Un mundo lleno de obsesiones, frenesíes, caprichos y excentricidades desmedidas”.
La misma página promocional ofrece una estupenda reseña del blog Libros de Cíbola, así que no abundo sobre este antojable título, además de que, como no lo tengo, no sabría qué más decir.
Ahora bien, la referencia sobre las patologías librescas me llevó a recordar La memoria vegetal, libro de Umberto Eco, más exactamente un pasaje de ese volumen alguna vez comentado en esta columna.
Lo que recordé se encuentra en el apartado “Reflexiones sobre la bibliofilia” bajo el subtítulo “Robar libros”.
La anécdota que recordé del libro de Eco es breve y no necesito resumirla, sino permitir que sea el erudito italiano quien nos ayude a recorrerla con su erudita ironía: “El mayor ladrón de libros que la historia de la bibliomanía recuerda es un señor que, nomen omen, se llamaba Guglielmo Libri.

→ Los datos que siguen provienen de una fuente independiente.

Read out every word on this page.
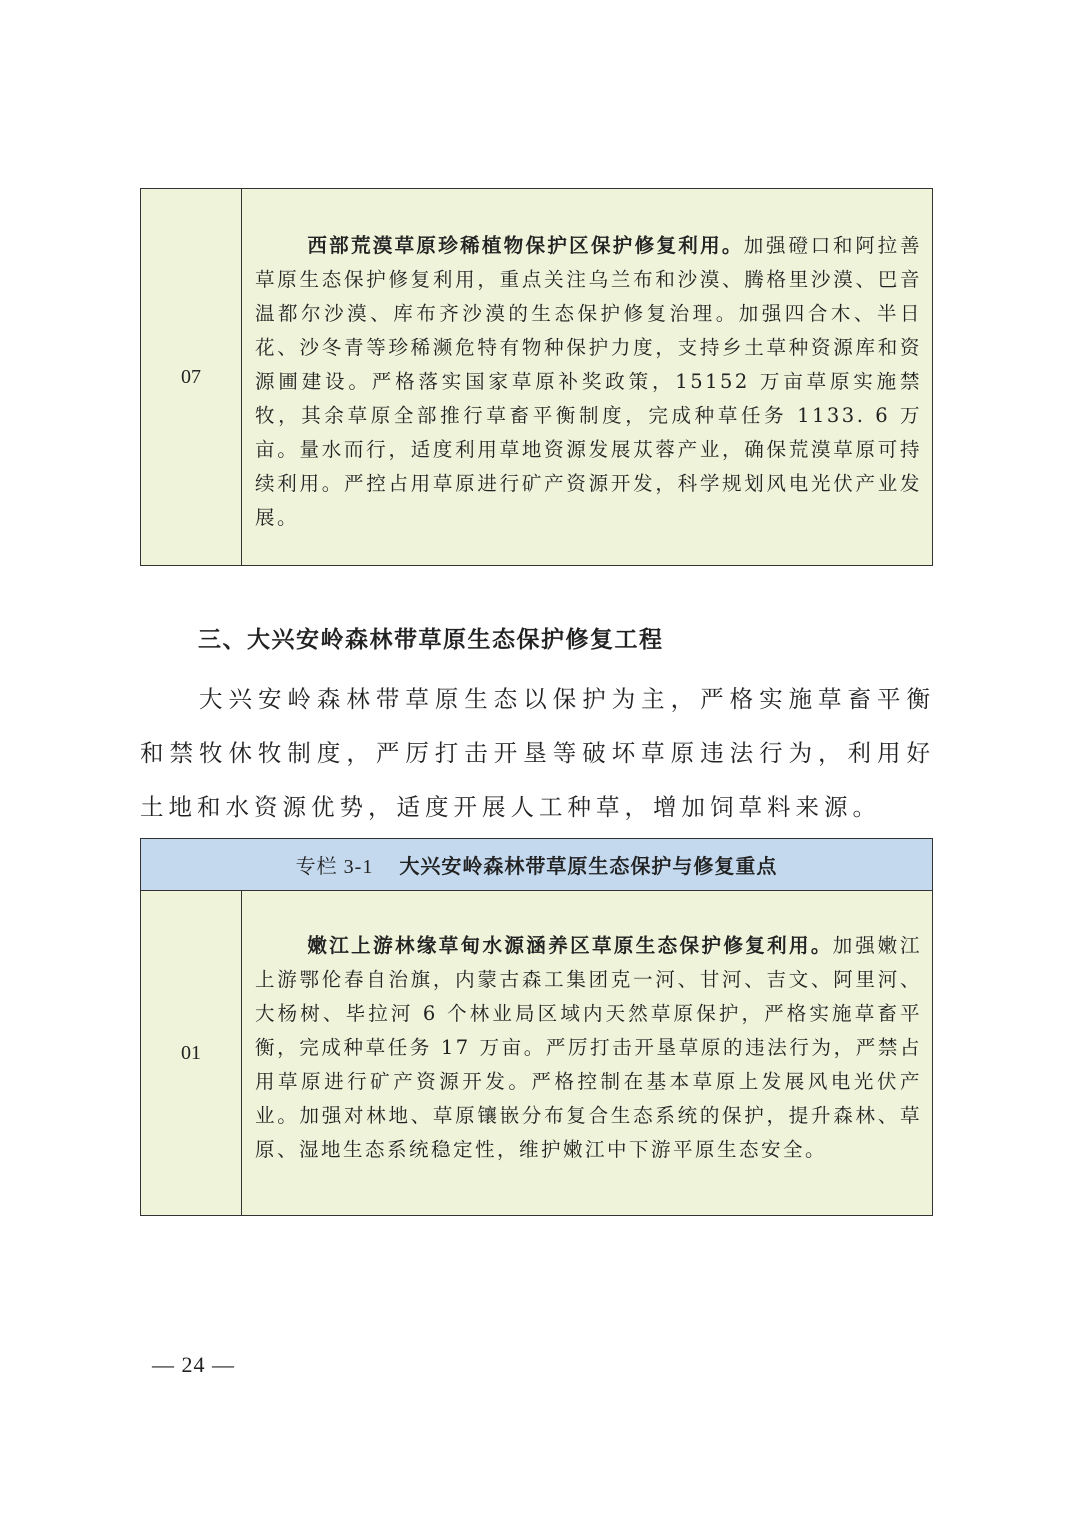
07

西部荒漠草原珍稀植物保护区保护修复利用。加强磴口和阿拉善草原生态保护修复利用，重点关注乌兰布和沙漠、腾格里沙漠、巴音温都尔沙漠、库布齐沙漠的生态保护修复治理。加强四合木、半日花、沙冬青等珍稀濒危特有物种保护力度，支持乡土草种资源库和资源圃建设。严格落实国家草原补奖政策，15152 万亩草原实施禁牧，其余草原全部推行草畜平衡制度，完成种草任务 1133. 6 万亩。量水而行，适度利用草地资源发展苁蓉产业，确保荒漠草原可持续利用。严控占用草原进行矿产资源开发，科学规划风电光伏产业发展。

三、大兴安岭森林带草原生态保护修复工程

大兴安岭森林带草原生态以保护为主，严格实施草畜平衡和禁牧休牧制度，严厉打击开垦等破坏草原违法行为，利用好土地和水资源优势，适度开展人工种草，增加饲草料来源。

专栏 3-1 大兴安岭森林带草原生态保护与修复重点
01

嫩江上游林缘草甸水源涵养区草原生态保护修复利用。加强嫩江上游鄂伦春自治旗，内蒙古森工集团克一河、甘河、吉文、阿里河、大杨树、毕拉河 6 个林业局区域内天然草原保护，严格实施草畜平衡，完成种草任务 17 万亩。严厉打击开垦草原的违法行为，严禁占用草原进行矿产资源开发。严格控制在基本草原上发展风电光伏产业。加强对林地、草原镶嵌分布复合生态系统的保护，提升森林、草原、湿地生态系统稳定性，维护嫩江中下游平原生态安全。

— 24 —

Era un insigne matemático italiano del siglo pasado que se convirtió en eminente ciudadano francés (Legión de Honor, Collège de France, miembro de la Academia, inspector general de Bibliotecas).
Es verdad que Libri llegó a ser benemérito porque visitó todas las bibliotecas más desvalidas de Francia, encontró y clasificó obras rarísimas que yacían abandonadas; pero quizá se comportó como esos grandes arqueólogos que dedican su vida a sacar a la luz tesoros perdidos de los países del tercer mundo y consideran una honesta recompensa a todos sus esfuerzos llevarse a casa una parte de lo que encuentran.

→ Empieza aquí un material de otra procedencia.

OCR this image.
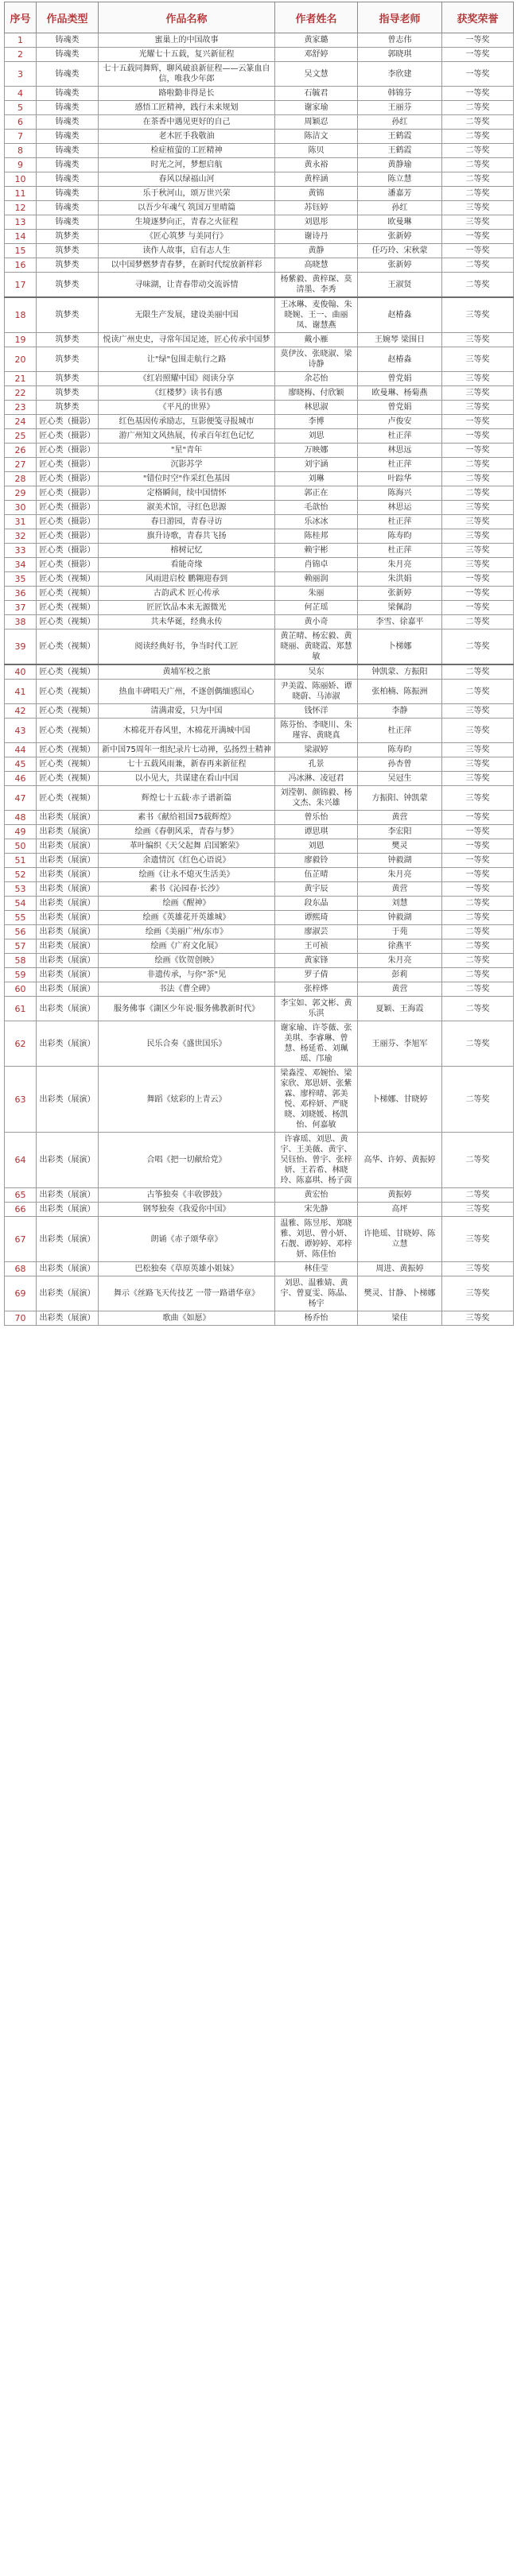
序号	作品类型	作品名称	作者姓名	指导老师	获奖荣誉
1	铸魂类	蜜巢上的中国故事	黄家璐	曾志伟	一等奖
2	铸魂类	光耀七十五载，复兴新征程	邓舒婷	郭晓琪	一等奖
3	铸魂类	七十五载同舞辉，聊风破浪新征程——云篆血自信，唯我少年郎	吴文慧	李欣建	一等奖
4	铸魂类	路啦勤非得是长	石毓君	韩锦芬	一等奖
5	铸魂类	感悟工匠精神，践行未来规划	谢家瑜	王丽芬	二等奖
6	铸魂类	在茶香中遇见更好的自己	周颖忍	孙红	二等奖
7	铸魂类	老木匠手我敬油	陈洁文	王鹤霞	二等奖
8	铸魂类	检症植萤的工匠精神	陈贝	王鹤霞	二等奖
9	铸魂类	时光之河，梦想启航	黄永裕	黄静瑜	二等奖
10	铸魂类	春风以绿福山河	黄梓涵	陈立慧	二等奖
11	铸魂类	乐于秋河山，颂万世兴荣	黄锦	潘嘉芳	二等奖
12	铸魂类	以吾少年魂气 筑国万里晴篇	苏钰婷	孙红	三等奖
13	铸魂类	生境逐梦向正，青春之火征程	刘恩彤	欧曼琳	三等奖
14	筑梦类	《匠心筑梦 与美同行》	谢诗丹	张新婷	一等奖
15	筑梦类	读作人故事，启有志人生	黄静	任巧玲、宋秋蒙	一等奖
16	筑梦类	以中国梦燃梦青春梦，在新时代绽放新样彩	高晓慧	张新婷	二等奖
17	筑梦类	寻味湖，让青春带动交流诉情	杨紫毅、黄梓琛、莫清墨、李秀	王淑贤	二等奖
18	筑梦类	无限生产发展，建设美丽中国	王冰琳、麦俊翰、朱晓婉、王一、曲丽凤、谢慧燕	赵椿淼	三等奖
19	筑梦类	悦读广州史史，寻常年国足迹，匠心传承中国梦	戴小雁	王婉琴 梁围日	三等奖
20	筑梦类	让"绿"包围走航行之路	莫伊汝、张晓淑、梁诗静	赵椿淼	三等奖
21	筑梦类	《红岩照耀中国》阅读分享	余芯怡	曾党娟	三等奖
22	筑梦类	《红楼梦》读书有感	廖晓梅、付欣颖	欧曼琳、杨菊燕	三等奖
23	筑梦类	《平凡的世界》	林思淑	曾党娟	三等奖
24	匠心类（摄影）	红色基因传承励志，互影便笺寻报城市	李博	卢俊安	一等奖
25	匠心类（摄影）	游广州知文风热展，传承百年红色记忆	刘思	杜正萍	一等奖
26	匠心类（摄影）	"星"青年	万映娜	林思远	一等奖
27	匠心类（摄影）	沉影苏学	刘宇涵	杜正萍	二等奖
28	匠心类（摄影）	"错位时空"作采红色基因	刘琳	叶踪华	二等奖
29	匠心类（摄影）	定格瞬间，续中国情怀	郭正在	陈海兴	二等奖
30	匠心类（摄影）	淑美术馆，寻红色思源	毛歆怡	林思运	三等奖
31	匠心类（摄影）	春日游园，青春寻访	乐冰冰	杜正萍	三等奖
32	匠心类（摄影）	旗升诗歌，青春共飞扬	陈桂邦	陈寿昀	三等奖
33	匠心类（摄影）	榕树记忆	赖宇彬	杜正萍	三等奖
34	匠心类（摄影）	看能奇缘	肖锦卓	朱月亮	三等奖
35	匠心类（视频）	风雨进启校 鹏翱迎春到	赖丽润	朱洪娟	一等奖
36	匠心类（视频）	古韵武术 匠心传承	朱丽	张新婷	一等奖
37	匠心类（视频）	匠匠饮品本来无源微光	何芷瑶	梁佩韵	一等奖
38	匠心类（视频）	共未华诞，经典永传	黄小奇	李雪、徐嘉平	二等奖
39	匠心类（视频）	阅读经典好书，争当时代工匠	黄芷晴、杨宏毅、黄晓丽、黄晓霞、郑慧敏	卜梯娜	二等奖
40	匠心类（视频）	黄埔军校之旅	吴东	钟凯蒙、方振阳	二等奖
41	匠心类（视频）	热血丰碑唱天广州，不逐创偶缅感国心	尹美霞、陈丽娇、谭晓蔚、马沛淑	张柏楠、陈振洲	二等奖
42	匠心类（视频）	清满肃爱，只为中国	钱怀洋	李静	三等奖
43	匠心类（视频）	木棉花开春风里，木棉花开满城中国	陈芬怡、李晓川、朱瑾容、黄晓真	杜正萍	三等奖
44	匠心类（视频）	新中国75周年一组纪录片七动禅，弘扬烈士精神	梁淑婷	陈寿昀	三等奖
45	匠心类（视频）	七十五载风雨兼，新春再来新征程	孔景	孙杏曾	三等奖
46	匠心类（视频）	以小见大，共谋建在看山中国	冯冰淋、凌冠君	吴冠生	三等奖
47	匠心类（视频）	辉煌七十五载·赤子谱新篇	刘滢朝、颜锦毅、杨文杰、朱兴雄	方振阳、钟凯蒙	三等奖
48	出彩类（展演）	素书《献给祖国75载辉煌》	曾乐怡	黄营	一等奖
49	出彩类（展演）	绘画《春朝风采，青春与梦》	谭思琪	李宏阳	一等奖
50	出彩类（展演）	革叶编织《天父起舞 启国繁荣》	刘恩	樊灵	一等奖
51	出彩类（展演）	余遗情沉《红色心语说》	廖毅铃	钟毅湖	一等奖
52	出彩类（展演）	绘画《让永不熄灭生活美》	伍芷晴	朱月亮	一等奖
53	出彩类（展演）	素书《沁园春·长沙》	黄宇辰	黄营	一等奖
54	出彩类（展演）	绘画《醒神》	段东晶	刘慧	二等奖
55	出彩类（展演）	绘画《英雄花开英雄城》	谭熙琦	钟毅湖	二等奖
56	出彩类（展演）	绘画《美丽广州/东市》	廖淑芸	于苑	二等奖
57	出彩类（展演）	绘画《广府文化展》	王可祯	徐燕平	二等奖
58	出彩类（展演）	绘画《钦贺创映》	黄家锋	朱月亮	二等奖
59	出彩类（展演）	非遗传承，与你"茶"见	罗子倩	彭莉	二等奖
60	出彩类（展演）	书法《曹全碑》	张梓烨	黄营	二等奖
61	出彩类（展演）	服务佛事《湖区少年说·服务佛教新时代》	李宝如、郭文彬、黄乐淇	夏颖、王海霞	二等奖
62	出彩类（展演）	民乐合奏《盛世国乐》	谢家瑜、许苓薇、张美琪、李睿琳、曾慧、杨延希、刘珮瑶、邝瑜	王丽芬、李旭军	二等奖
63	出彩类（展演）	舞蹈《炫彩的上青云》	梁淼滢、邓婉怡、梁家欣、郑思妍、张紫霖、廖梓晴、郭美悦、邓梓妍、严晓晓、刘晓媛、杨凯怡、何嘉敏	卜梯娜、甘晓婷	二等奖
64	出彩类（展演）	合唱《把一切献给党》	许睿瑶、刘思、黄宇、王美薇、黄宇、吴钰怡、曾宇、张梓妍、王若希、林晓玲、陈嘉琪、杨子茵	高华、许婷、黄振婷	二等奖
65	出彩类（展演）	古筝独奏《丰收锣鼓》	黄宏怡	黄振婷	二等奖
66	出彩类（展演）	钢琴独奏《我爱你中国》	宋先静	高坪	三等奖
67	出彩类（展演）	朗诵《赤子颂华章》	温雅、陈昱彤、郑晓雅、刘思、曾小妍、石靓、谭婷婷、邓梓妍、陈佳怡	许艳瑶、甘晓婷、陈立慧	三等奖
68	出彩类（展演）	巴松独奏《草原英雄小姐妹》	林佳莹	周进、黄振婷	三等奖
69	出彩类（展演）	舞示《丝路飞天传技艺 一带一路谱华章》	刘思、温雅婧、黄宇、曾夏雯、陈晶、杨宇	樊灵、甘静、卜梯娜	三等奖
70	出彩类（展演）	歌曲《如愿》	杨乔怡	梁佳	三等奖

Libri debió de exagerar: el caso es que hubo un escándalo público, perdió todos sus cargos y su reputación y acabó su vida en el exilio, perseguido por órdenes de captura. (…) Libri era, sin duda alguna, un bibliófilo: creyó que esos libros estaban mejor en su casa, mimados y amados, que en cualquier biblioteca de provincias donde nunca nadie iría a buscarlos.
Pero al haber amado demasiados, seguramente no pudo haberlos amado uno a uno. Sepultados en su origen, volvían a estar sepultados en la meta”.
El caso es que tener libros, muchos libros comprados, regalados o robados es un buen tema ya, al parecer, de numerosos libros.
Por increíble que parezca, hay personas que se convierten en adictos a los libros como objetos preciosos, atesorables como las joyas o el dinero, con voracidad y celo.
A veces esta adicción no incluye leerlos, dado que la pura posesión es, como observa Eco, el fin, igual que tener joyas y no usarlas o dinero y no gastarlo.
Se trata en suma de una patología, no le exijamos mucha lógica.